If you can, the best answer might be to move to Unicorn, the latest in a long line of Rails deployment options. It handles the process of migrating requests from old workers to new workers transparently. Awesome.

Our first thought was that Rails was just loading too slowly. Both Robby and I spent some time profiling Rails boot time and there wasn’t a single culprit. Instead there were many contributors from the 50+ gems and 30 plugins we use that made it difficult to radically improve.

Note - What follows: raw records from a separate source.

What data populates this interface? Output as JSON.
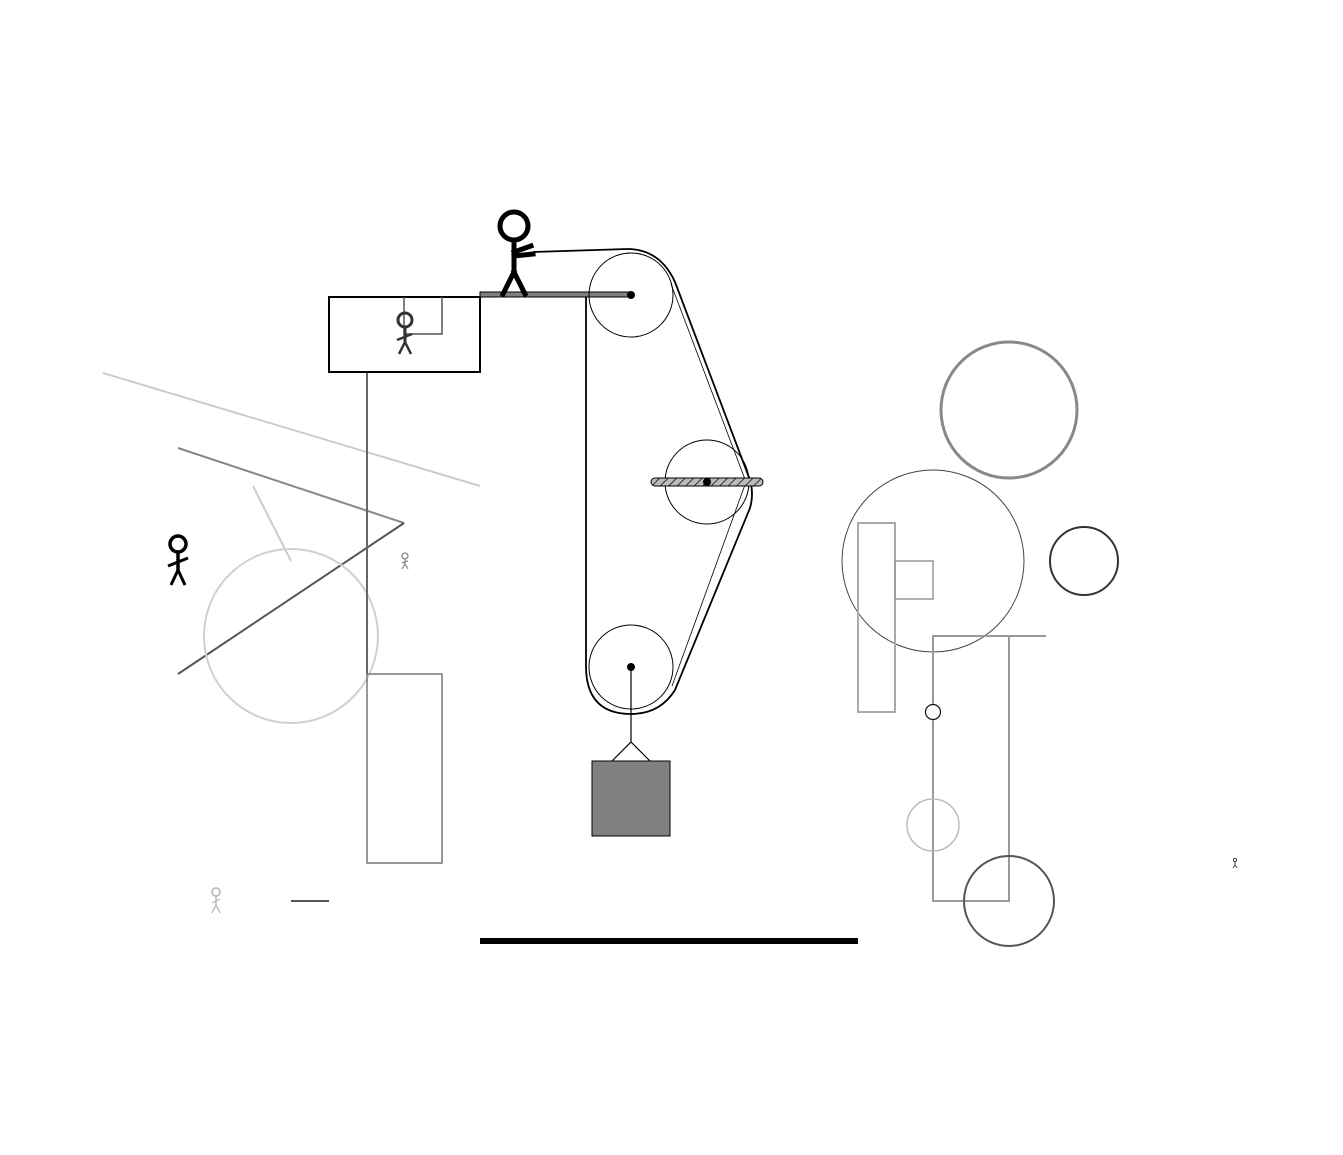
{
  "colors": {
    "background": "#ffffff",
    "ink": "#000000",
    "block_fill": "#808080",
    "hatch_fill": "#999999",
    "ghost_light": "#cccccc",
    "ghost_mid": "#999999",
    "ghost_dark": "#555555"
  },
  "figures": [
    {
      "name": "stick-figure-pulling-rope",
      "role": "person pulling rope"
    },
    {
      "name": "stick-figure-in-box",
      "role": "person in box"
    },
    {
      "name": "stick-figure-left",
      "role": "person"
    },
    {
      "name": "stick-figure-small",
      "role": "person"
    },
    {
      "name": "stick-figure-faded",
      "role": "person"
    },
    {
      "name": "stick-figure-tiny",
      "role": "person"
    }
  ],
  "parts": {
    "pulleys": [
      "top-pulley",
      "middle-pulley",
      "bottom-pulley"
    ],
    "belt": "rope-belt",
    "platform": "platform-beam",
    "load": "hanging-block",
    "ground": "ground-bar"
  }
}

Next we took a different approach to have capistrano remove instances from the HAProxy pool and serially restart Passenger instances. To get this working there are a couple steps that I hadn’t seen documented elsewhere (hat tip to Matt Conway’s rubber for the serial task trick):

  1. Change haproxy.cfg to perform a file-based health check for each backend: option httpchk GET /haproxy.txt In the rails app make sure that same file lives in the public directory so it will respond 200 in the normal case. Also, I needed to make nginx return a 404 when that file does not exist, since that is what HAProxy looks for to remove it from the pool. So in the nginx config:
    if (!-f $document_root/haproxy.txt) {
    	return 404;
    } 
    
  2. Change the default "deploy:restart" capistrano task to do the restart serially. Capistrano usually executes the task on all matching hosts concurrently so it requires a little hack to force it to run serially.
    desc "Restart Passenger serially"
    task :restart, :roles => :web do 
      haproxy_health_file = "#{current_path}/public/haproxy.txt"
    
      # Restart each passenger host serially
      self.roles[:web].each do |host|
        # 1. Take it out of the haproxy pool
        run "rm #{haproxy_health_file}", :hosts => host
        sleep(5)
        # 2. Restart passenger
        run "touch #{current_path}/tmp/restart.txt", :hosts => host
        # 3. Ping passenger to get it to warm up
        run "curl -s 'http://localhost:81/' &> /dev/null; exit 0", :hosts => host
        # 4. Re-add app to haproxy pool
        run "touch #{haproxy_health_file}", :hosts => host
      end
    end
    
  3. During deploys notice that haproxy will change the dashboard display to remove that instance and send requests to other instances. Be aware that this does mean not all instances have the same code running at the exact same instant. So for database migrations or other scenarios it might require putting up a maintenance page or coding defensively.